There are certain things in my home that drives me nuts.
Toilet paper and garbage.
My kids have this superhuman ability to completely ignore garbage and toilet paper. If the roll is gone they DO recognize the need to grab a new one, but DO NOT have the urgency or desire to actually remove the older paper roll and put the new one on the holder.
This phenomenon of oblivion extends to the garbage in my house. Truthfully, this might be more aggravating than the toilet paper except for the times I actually think the roll was replaced, pull on it, only to be met with the new roll all over the floor.
Both baffle me, by the way.
Listen, the garbage could be overflowing to height not yet seen and yet the solution is to shove it down over and over, precariously stack it like the best game of Jenga and my personal favorite of leaving the garbage on the counter next to the can. Rarely does one think to go under the sink, grab a new over priced bag delivered from Amazon Prime and replace it. (Let’s just completely ignore the final step of tying it up and walking out the house to the can…)
Sometimes, and this is no joke, I’ll think they don’t really love me.
Hahaha. Motherhood produces crazy expectations.
I’ll come into the bathroom and see the toilet paper sitting on the counter next to the toilet or on top of the empty roll and think if they cared about me they’d put in on the roll. If I come into the kitchen and see goldfish bags stacked next to water bottles next to a cheerios box designed to extend the height limits of the can and physics I’ll think if they cared, they’d make my life easier.

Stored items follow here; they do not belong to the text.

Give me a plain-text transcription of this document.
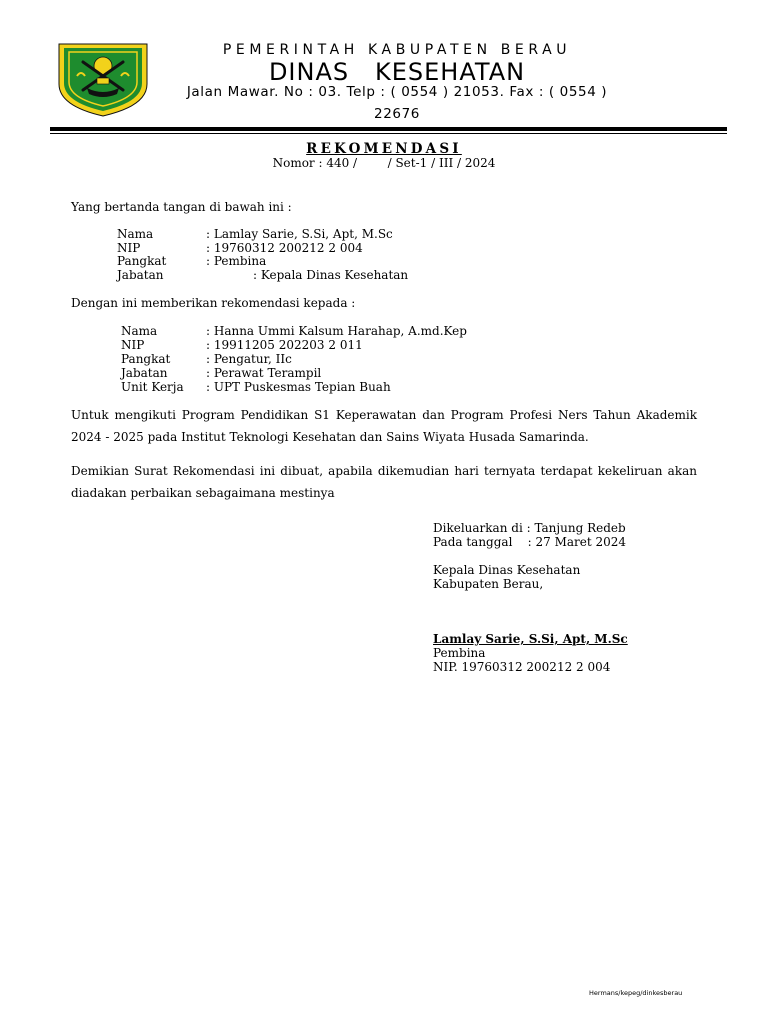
PEMERINTAH KABUPATEN BERAU
DINAS   KESEHATAN
Jalan Mawar. No : 03. Telp : ( 0554 ) 21053. Fax : ( 0554 )
22676
REKOMENDASI
Nomor : 440 /        / Set-1 / III / 2024
Yang bertanda tangan di bawah ini :
Nama	: Lamlay Sarie, S.Si, Apt, M.Sc
NIP	: 19760312 200212 2 004
Pangkat	: Pembina
Jabatan	: Kepala Dinas Kesehatan
Dengan ini memberikan rekomendasi kepada :
Nama	: Hanna Ummi Kalsum Harahap, A.md.Kep
NIP	: 19911205 202203 2 011
Pangkat	: Pengatur, IIc
Jabatan	: Perawat Terampil
Unit Kerja : UPT Puskesmas Tepian Buah
Untuk mengikuti Program Pendidikan S1 Keperawatan dan Program Profesi Ners Tahun Akademik 2024 - 2025 pada Institut Teknologi Kesehatan dan Sains Wiyata Husada Samarinda.
Demikian Surat Rekomendasi ini dibuat, apabila dikemudian hari ternyata terdapat kekeliruan akan diadakan perbaikan sebagaimana mestinya
Dikeluarkan di : Tanjung Redeb
Pada tanggal    : 27 Maret 2024
Kepala Dinas Kesehatan
Kabupaten Berau,
Lamlay Sarie, S.Si, Apt, M.Sc
Pembina
NIP. 19760312 200212 2 004
Hermans/kepeg/dinkesberau
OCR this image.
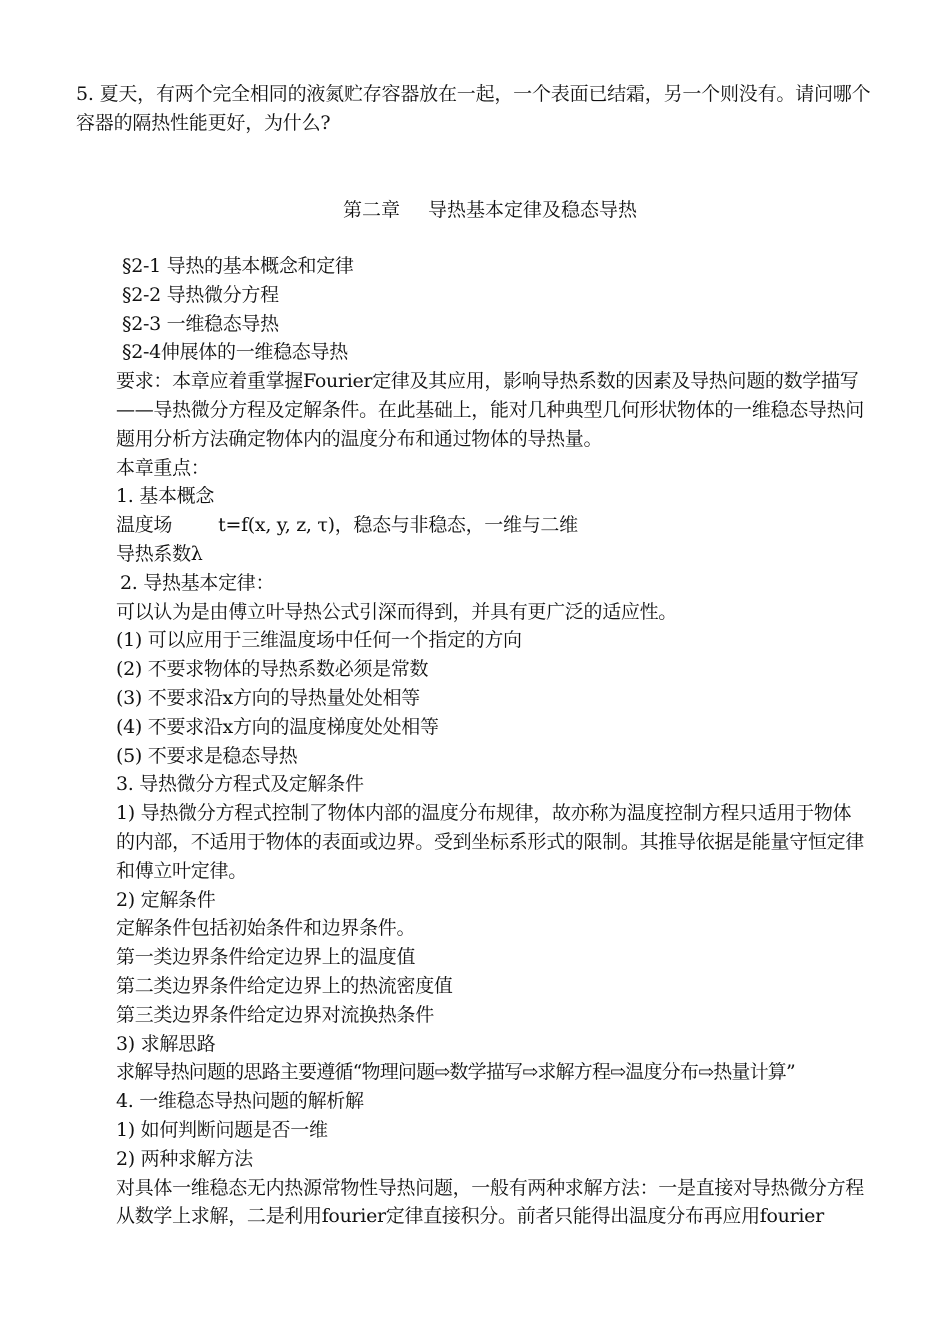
5. 夏天，有两个完全相同的液氮贮存容器放在一起，一个表面已结霜，另一个则没有。请问哪个容器的隔热性能更好，为什么?
第二章 导热基本定律及稳态导热
§2-1 导热的基本概念和定律
§2-2 导热微分方程
§2-3 一维稳态导热
§2-4伸展体的一维稳态导热
要求：本章应着重掌握Fourier定律及其应用，影响导热系数的因素及导热问题的数学描写——导热微分方程及定解条件。在此基础上，能对几种典型几何形状物体的一维稳态导热问题用分析方法确定物体内的温度分布和通过物体的导热量。
本章重点：
1. 基本概念
温度场 t=f(x, y, z, τ)，稳态与非稳态，一维与二维
导热系数λ
2. 导热基本定律：
可以认为是由傅立叶导热公式引深而得到，并具有更广泛的适应性。
(1) 可以应用于三维温度场中任何一个指定的方向
(2) 不要求物体的导热系数必须是常数
(3) 不要求沿x方向的导热量处处相等
(4) 不要求沿x方向的温度梯度处处相等
(5) 不要求是稳态导热
3. 导热微分方程式及定解条件
1) 导热微分方程式控制了物体内部的温度分布规律，故亦称为温度控制方程只适用于物体的内部，不适用于物体的表面或边界。受到坐标系形式的限制。其推导依据是能量守恒定律和傅立叶定律。
2) 定解条件
定解条件包括初始条件和边界条件。
第一类边界条件给定边界上的温度值
第二类边界条件给定边界上的热流密度值
第三类边界条件给定边界对流换热条件
3) 求解思路
求解导热问题的思路主要遵循“物理问题⇨数学描写⇨求解方程⇨温度分布⇨热量计算”
4. 一维稳态导热问题的解析解
1) 如何判断问题是否一维
2) 两种求解方法
对具体一维稳态无内热源常物性导热问题，一般有两种求解方法：一是直接对导热微分方程从数学上求解，二是利用fourier定律直接积分。前者只能得出温度分布再应用fourier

Somehow in my crazy mom brain garbage and toilet paper replacing were a demonstration of love.
They. are. kids.
As the mom, I have to tell them take out the garbage. I’ve come up with theories about this blindness to need and have come up with three life lessons for me. Haha.
Out of garbage comes greatness.
1. They don’t see the garbage/toilet paper issue and thus don’t solve it. I don’t think they don’t really see that overflowing garbage is an issue. This is where the wisdom of life comes into play. Wisdom must be learned, not taught. I can guarantee you that all my children will understand the dire importance of garbage removal the first time they experience rotten cheese or onions lingering into a can the first time they come to their own place. Once you’ve experienced the result, then the issue is clear. Most of the effects in our lives are due to us not seeing the initial issue and oftentimes the results make us want to change. Garbage lesson one.
2. They don’t care about the garbage/toilet paper issue and thus don’t solve it. I know there are some of you right now who are thinking, “duh, she could solve this issue if she established consequences to both situations.” And you are totally right. That’s what our job is a moms – to teach little ones to follow through and not cut corners. You and I are the ones that initially teach that this whole pesky issue deserves attention. Now, listen listen, how many things do you whisper to yourself I don’t really care and yet deep down you do care? Don’t let not caring build up because, garbage lesson number two, you’re going to eventually have to deal with the overflow.
3. They are kids. This is the one I need to remember the most as a mom. My kids not completing their homework, not taking the garbage out, stacking the toilet paper roll, or whatever else we want to throw on the list of crazy things that kids do that drive us nuts, are not reflections of their love of us OR our mothering abilities. They are, again, kids. No child, or at least unbelievably few, are born understanding the laws and consequences of life. That’s our job. So don’t mix up love with parenting and lack of response from them. This is your job.
Teaching about the garbage is good.
Teaching about replacing the roll is good.
Not taking it personally?
From a mom with two bags waiting to be taken out by her eleven year old AND a roll sitting on top of the holder.